In this films praise is that Lin Shaye is incredible, she keeps finding new places to take this character and has such a warmth to her that you root for her from the instant she shows up on screen. It’s an amazing performance and I feel like, at this point, we should be dubbing Lin Shaye as one of the great horror heroine icons because she has earned that title. There is also a lot of great work in terms of tension building, the tightening of the screws is meticulous for so much of the film that when they do use those jump scares, they actually get the desired effect because you’ve been pushed right to the edge of your seat and visualised a dozen nasty ways that a certain scene could go only to be blindsided by a demon popping up when you didn’t expect it. I also liked that we got some quality backstory for Elise, we spend the majority of the film in her childhood home and it’s fascinating to witness what happened to her as a child that would lead to her becoming the woman that she is today.
The problem is that, very clearly, they did not have a complete idea for a fourth part. Indeed, it feels like there are 3 very different movies that got stitched together. The story of Elise’s childhood, the story of Ted Garza (Played by Kirk Acevedo) and the story of Keyface (Played by Javier Botet). No, I did not make that name up, the big demon of this movie is called Keyface. It’s up there with The Bye Bye Man for ‘stupidest monster name to ever be thought up by a professional writer’. These three stories are poorly interwoven and have such jarringly different tones that it does throw you off, not in a good way either. The script is just not well done. Leigh Whannel has written some really great horror scripts before but this one felt like it wasn’t given enough work (He has another film coming out later this year called Upgrade, I have an inkling that maybe his attention was more on that than on this 4th movie in the cash cow franchise). There’s also some very cringy moments written in specifically to make his character have the cooler moments, or at least that’s how it feels and looks when you have your writer play the character who saves several main characters and have the strong romantic subplot. Just saying, it’s kind of on the nose.
What helped really elevate my experience with the film was that the cinema I went to actually got someone to dress up like the Lipstick Face demon from the other films (Man, the Insidious films have stupid demon names) and scare people as they came in. Just a little note to cinemas, that’s how you get people to enjoy mediocre films. I might never watch this film again, but this was one hell of a fun movie-going experience largely because the crowd was put in the right mood right from the beginning.

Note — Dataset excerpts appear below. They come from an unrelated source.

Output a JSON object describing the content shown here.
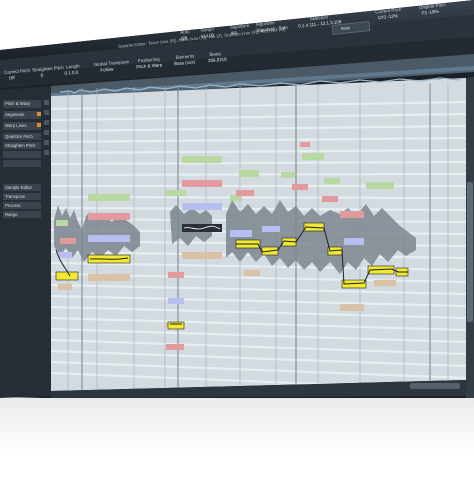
{
  "window": {
    "title": "Sample Editor: Tenor (vox (6)), Bass (vox (7)), vox (2), Soprano (vox (4)), Alto (vox (5))",
    "auto_button": "Auto"
  },
  "toolbar": {
    "row1": [
      {
        "label": "Auto",
        "value": "Off"
      },
      {
        "label": "Tempo",
        "value": "114.00"
      },
      {
        "label": "Signature",
        "value": "4/4"
      },
      {
        "label": "Algorithm",
        "value": "Standard - Solo"
      },
      {
        "label": "Selection",
        "value": "0.1.4.111 - 12.1.3.109"
      },
      {
        "label": "Current Pitch",
        "value": "C#3 -12%"
      },
      {
        "label": "Original Pitch",
        "value": "F3 -19%"
      }
    ],
    "row2": [
      {
        "label": "Correct Pitch",
        "value": "Off"
      },
      {
        "label": "Straighten Pitch",
        "value": "0"
      },
      {
        "label": "Length",
        "value": "0.1.0.0"
      },
      {
        "label": "Global Transpose",
        "value": "Follow"
      },
      {
        "label": "Positioning",
        "value": "Pitch & Warp"
      },
      {
        "label": "Elements",
        "value": "Bass (vox)"
      },
      {
        "label": "Beats",
        "value": "206.0218"
      }
    ]
  },
  "inspector": {
    "items": [
      {
        "label": "Pitch & Warp"
      },
      {
        "label": "Segments"
      },
      {
        "label": "Warp Lines"
      },
      {
        "label": "Quantize Pitch"
      },
      {
        "label": "Straighten Pitch"
      },
      {
        "label": "Sample Editor"
      },
      {
        "label": "Transpose"
      },
      {
        "label": "Process"
      },
      {
        "label": "Range"
      }
    ]
  },
  "colors": {
    "accent_yellow": "#f2e832",
    "note_green": "#b9d9a3",
    "note_red": "#e39a9f",
    "note_blue": "#b6bff0",
    "note_tan": "#d9c2a6",
    "background_grid": "#ced6dd",
    "chrome": "#1e2329"
  }
}
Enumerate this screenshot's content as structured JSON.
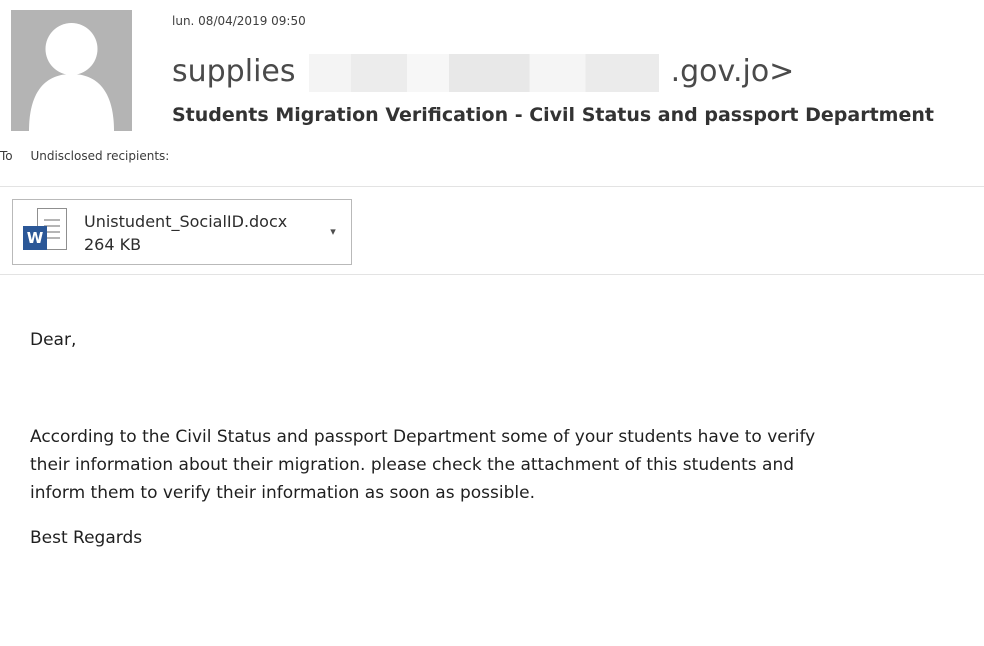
{
  "header": {
    "date": "lun. 08/04/2019 09:50",
    "sender": {
      "visible_name": "supplies",
      "visible_domain": ".gov.jo>"
    },
    "subject": "Students Migration Verification - Civil Status and passport Department",
    "to_label": "To",
    "recipients": "Undisclosed recipients:"
  },
  "attachment": {
    "icon": "word-document-icon",
    "filename": "Unistudent_SocialID.docx",
    "size": "264 KB"
  },
  "message": {
    "greeting": "Dear,",
    "paragraph": "According to the Civil Status and passport Department some of your students have to verify\ntheir information about their migration. please check the attachment of this students and\ninform them to verify their information as soon as possible.",
    "signoff": "Best Regards"
  },
  "colors": {
    "word_blue": "#2b5797",
    "avatar_gray": "#b4b4b4",
    "text_dark": "#222222"
  }
}
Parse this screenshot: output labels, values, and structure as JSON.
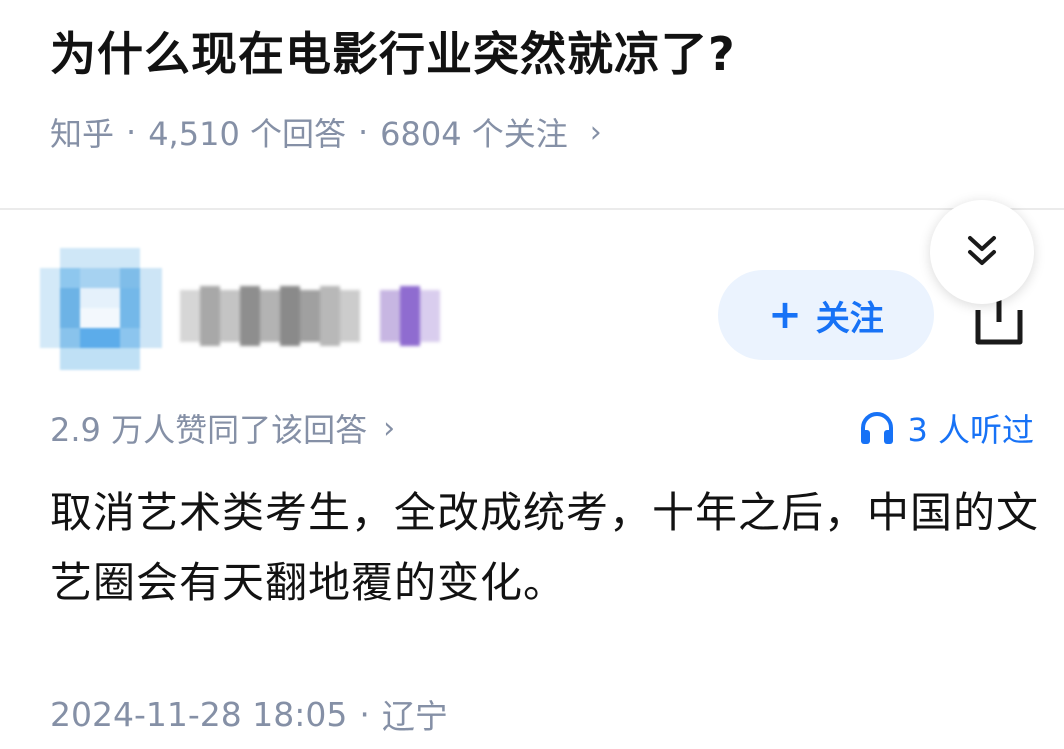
{
  "question": {
    "title": "为什么现在电影行业突然就凉了?",
    "source": "知乎",
    "answers": "4,510 个回答",
    "followers": "6804 个关注",
    "separator": "·",
    "chevron": "›"
  },
  "author": {
    "follow_label": "关注",
    "follow_plus": "+"
  },
  "answer": {
    "votes": "2.9 万人赞同了该回答",
    "listened": "3 人听过",
    "content": "取消艺术类考生，全改成统考，十年之后，中国的文艺圈会有天翻地覆的变化。",
    "date": "2024-11-28 18:05",
    "location": "辽宁"
  },
  "icons": {
    "collapse": "double-chevron-down-icon",
    "share": "share-icon",
    "headphones": "headphones-icon"
  },
  "colors": {
    "accent": "#1772f6",
    "meta_text": "#8590a6",
    "follow_bg": "#ebf3fe",
    "title": "#121212"
  }
}
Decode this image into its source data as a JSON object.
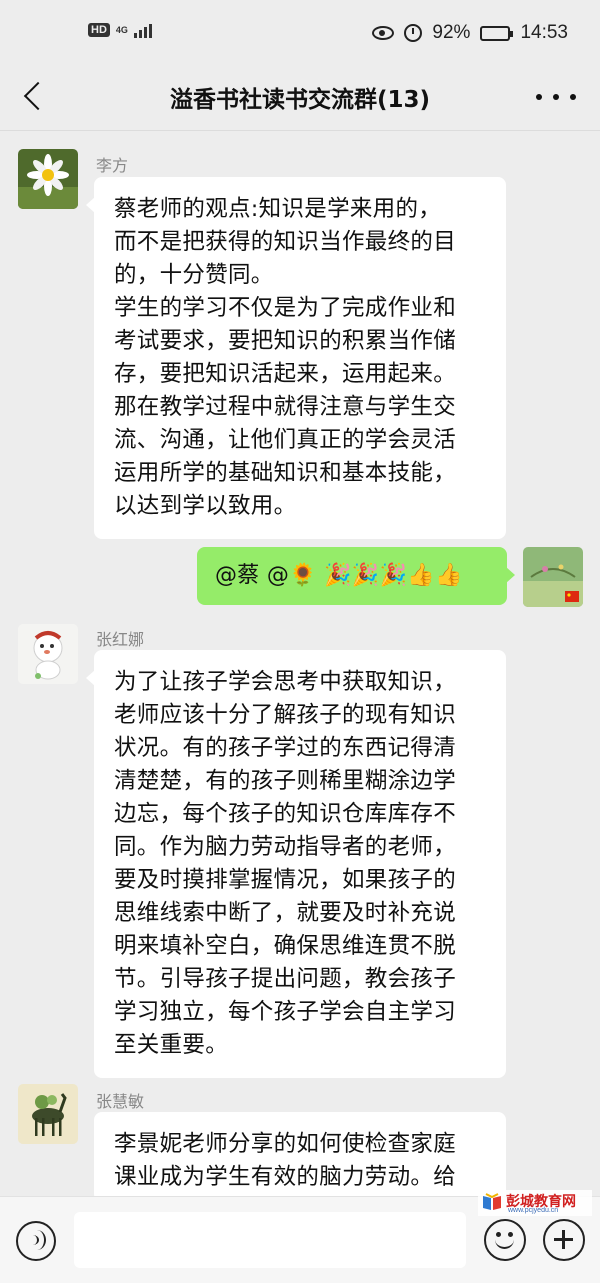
{
  "status_bar": {
    "hd": "HD",
    "network": "4G",
    "battery_percent": "92%",
    "time": "14:53",
    "icons": [
      "eye-icon",
      "alarm-icon",
      "battery-icon",
      "signal-icon"
    ]
  },
  "header": {
    "title": "溢香书社读书交流群(13)",
    "icons": [
      "back-arrow-icon",
      "more-dots-icon"
    ]
  },
  "messages": [
    {
      "sender": "李方",
      "side": "left",
      "text": "蔡老师的观点:知识是学来用的，\n而不是把获得的知识当作最终的目\n的，十分赞同。\n学生的学习不仅是为了完成作业和\n考试要求，要把知识的积累当作储\n存，要把知识活起来，运用起来。\n那在教学过程中就得注意与学生交\n流、沟通，让他们真正的学会灵活\n运用所学的基础知识和基本技能，\n以达到学以致用。"
    },
    {
      "side": "right",
      "text": "@蔡  @🌻 🎉🎉🎉👍👍"
    },
    {
      "sender": "张红娜",
      "side": "left",
      "text": "为了让孩子学会思考中获取知识，\n老师应该十分了解孩子的现有知识\n状况。有的孩子学过的东西记得清\n清楚楚，有的孩子则稀里糊涂边学\n边忘，每个孩子的知识仓库库存不\n同。作为脑力劳动指导者的老师，\n要及时摸排掌握情况，如果孩子的\n思维线索中断了，就要及时补充说\n明来填补空白，确保思维连贯不脱\n节。引导孩子提出问题，教会孩子\n学习独立，每个孩子学会自主学习\n至关重要。"
    },
    {
      "sender": "张慧敏",
      "side": "left",
      "text": "李景妮老师分享的如何使检查家庭\n课业成为学生有效的脑力劳动。给\n他方法都有实践性，我站为酒实法"
    }
  ],
  "input_bar": {
    "icons": [
      "voice-icon",
      "emoji-icon",
      "plus-icon"
    ]
  },
  "watermark": {
    "title": "彭城教育网",
    "url": "www.pcjyedu.cn"
  },
  "colors": {
    "background": "#ededed",
    "self_bubble": "#95ec69",
    "other_bubble": "#ffffff",
    "watermark_red": "#d12020"
  }
}
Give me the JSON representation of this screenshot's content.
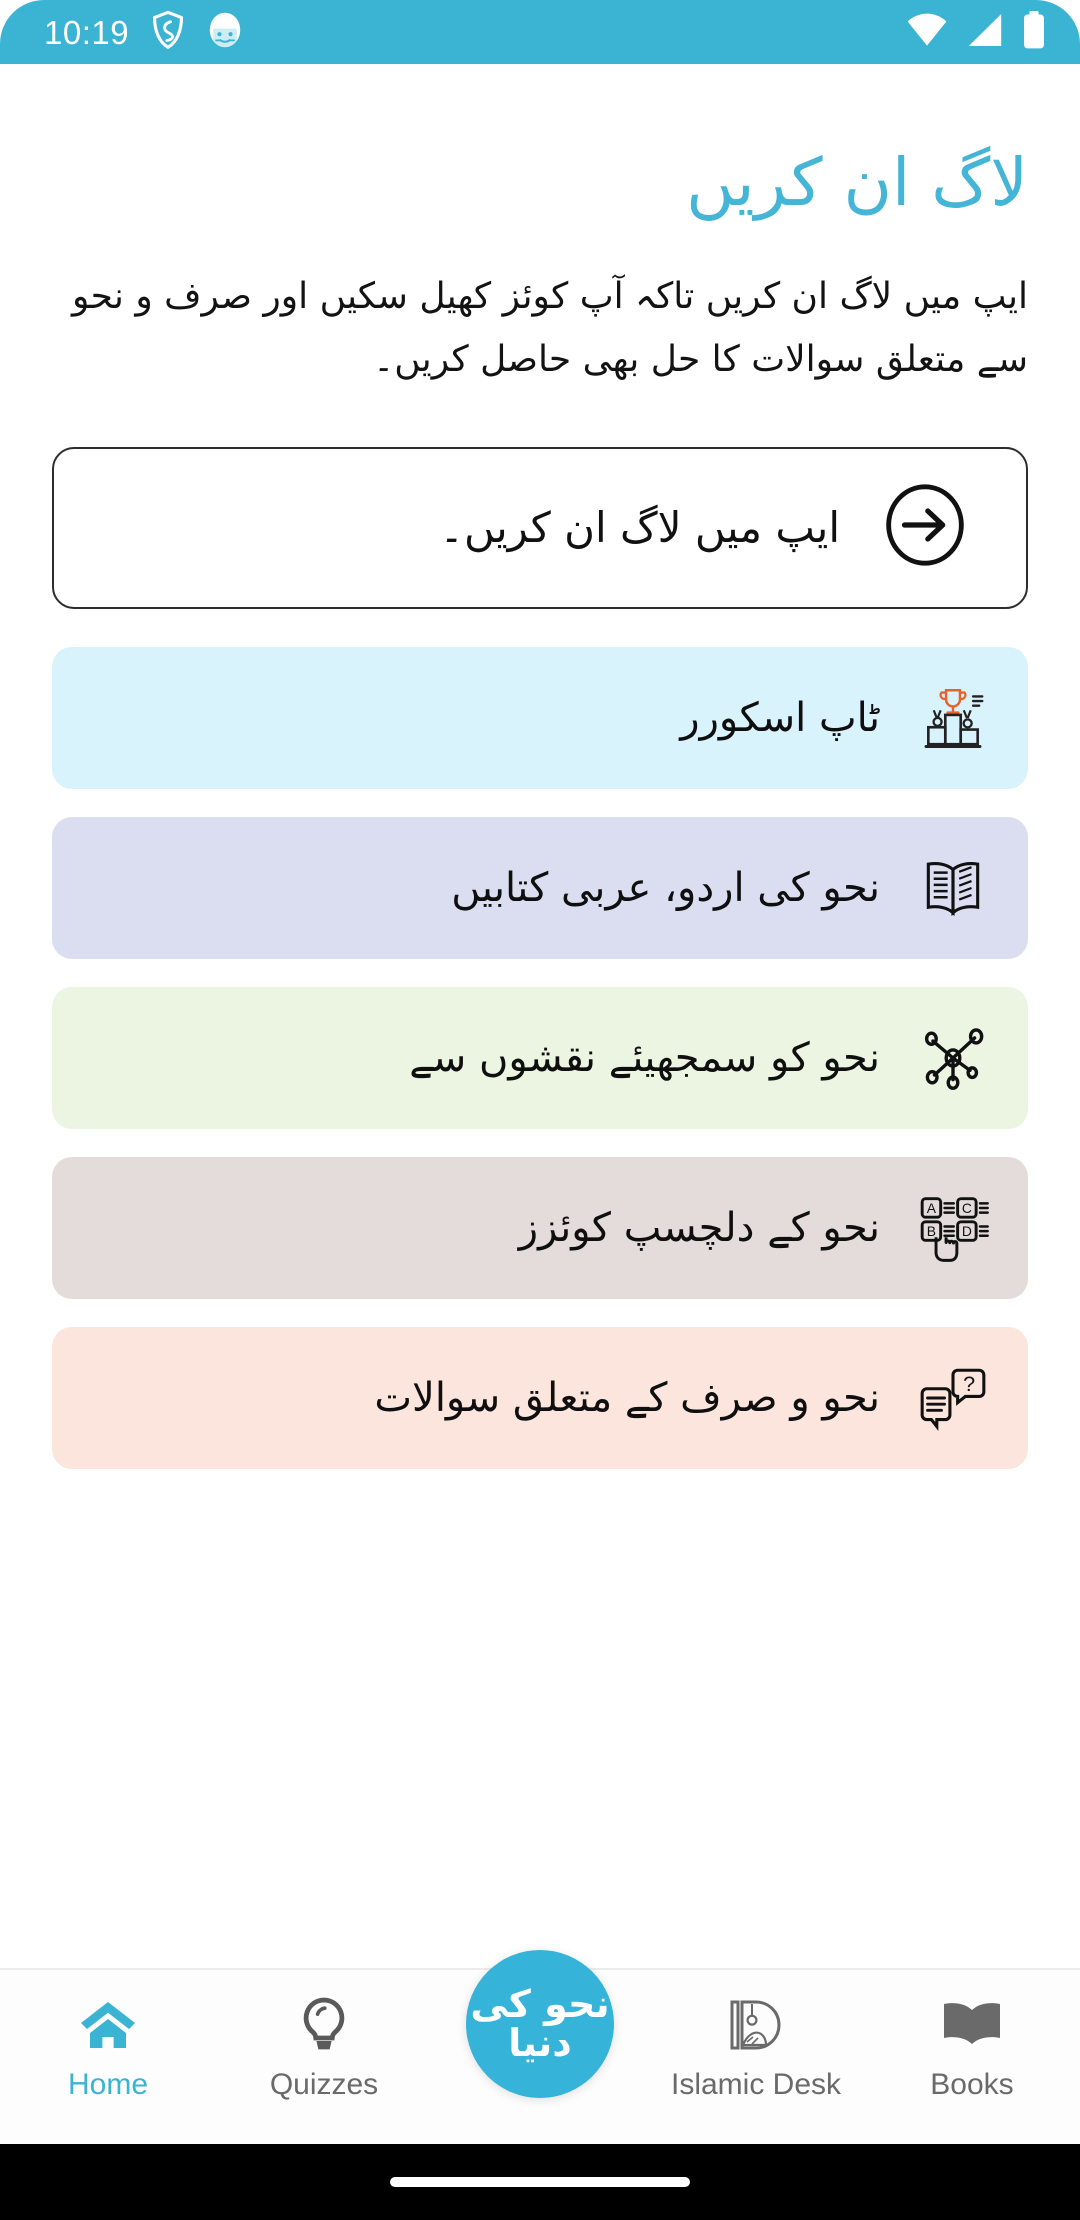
{
  "status_bar": {
    "clock": "10:19",
    "left_icons": [
      "shield-icon",
      "cat-face-icon"
    ],
    "right_icons": [
      "wifi-icon",
      "cellular-signal-icon",
      "battery-icon"
    ],
    "background_color": "#3bb4d4"
  },
  "header": {
    "title": "لاگ ان کریں",
    "title_color": "#45b5d6",
    "description": "ایپ میں لاگ ان کریں تاکہ آپ کوئز کھیل سکیں اور صرف و نحو سے متعلق سوالات کا حل بھی حاصل کریں۔"
  },
  "login_button": {
    "label": "ایپ میں لاگ ان کریں۔",
    "icon": "login-arrow-circle-icon",
    "border_color": "#2d2d2d"
  },
  "cards": [
    {
      "label": "ٹاپ اسکورر",
      "icon": "podium-trophy-icon",
      "bg_color": "#d9f3fc"
    },
    {
      "label": "نحو کی اردو، عربی کتابیں",
      "icon": "open-book-icon",
      "bg_color": "#dadef0"
    },
    {
      "label": "نحو کو سمجھیئے نقشوں سے",
      "icon": "node-network-icon",
      "bg_color": "#ecf4e2"
    },
    {
      "label": "نحو کے دلچسپ کوئزز",
      "icon": "mcq-quiz-icon",
      "bg_color": "#e3dcdb"
    },
    {
      "label": "نحو و صرف کے متعلق سوالات",
      "icon": "question-chat-icon",
      "bg_color": "#fce5dc"
    }
  ],
  "bottom_nav": {
    "active_color": "#3bb4d4",
    "inactive_color": "#6a6a6a",
    "items": [
      {
        "label": "Home",
        "icon": "home-icon",
        "active": true
      },
      {
        "label": "Quizzes",
        "icon": "lightbulb-icon",
        "active": false
      },
      {
        "label": "Islamic Desk",
        "icon": "islamic-desk-d-icon",
        "active": false
      },
      {
        "label": "Books",
        "icon": "books-open-icon",
        "active": false
      }
    ],
    "center_logo": {
      "text": "نحو کی دنیا",
      "bg_color": "#35b3d8"
    }
  }
}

While this film will not be winning any awards anytime soon, indeed it’ll probably be forgotten by March, it’s a fun enough ride that can provide a good jump for those who are looking for it and if you switch your brain off you’ll have a good time… and if you’re lucky enough to see it with the right crowd who will laugh and scream at the movie with you, you’ll have a great time even if you might never see the movie again.
Seriously, guys, the franchise is done now. Might want to stop before it goes from “OK” to just plain sad.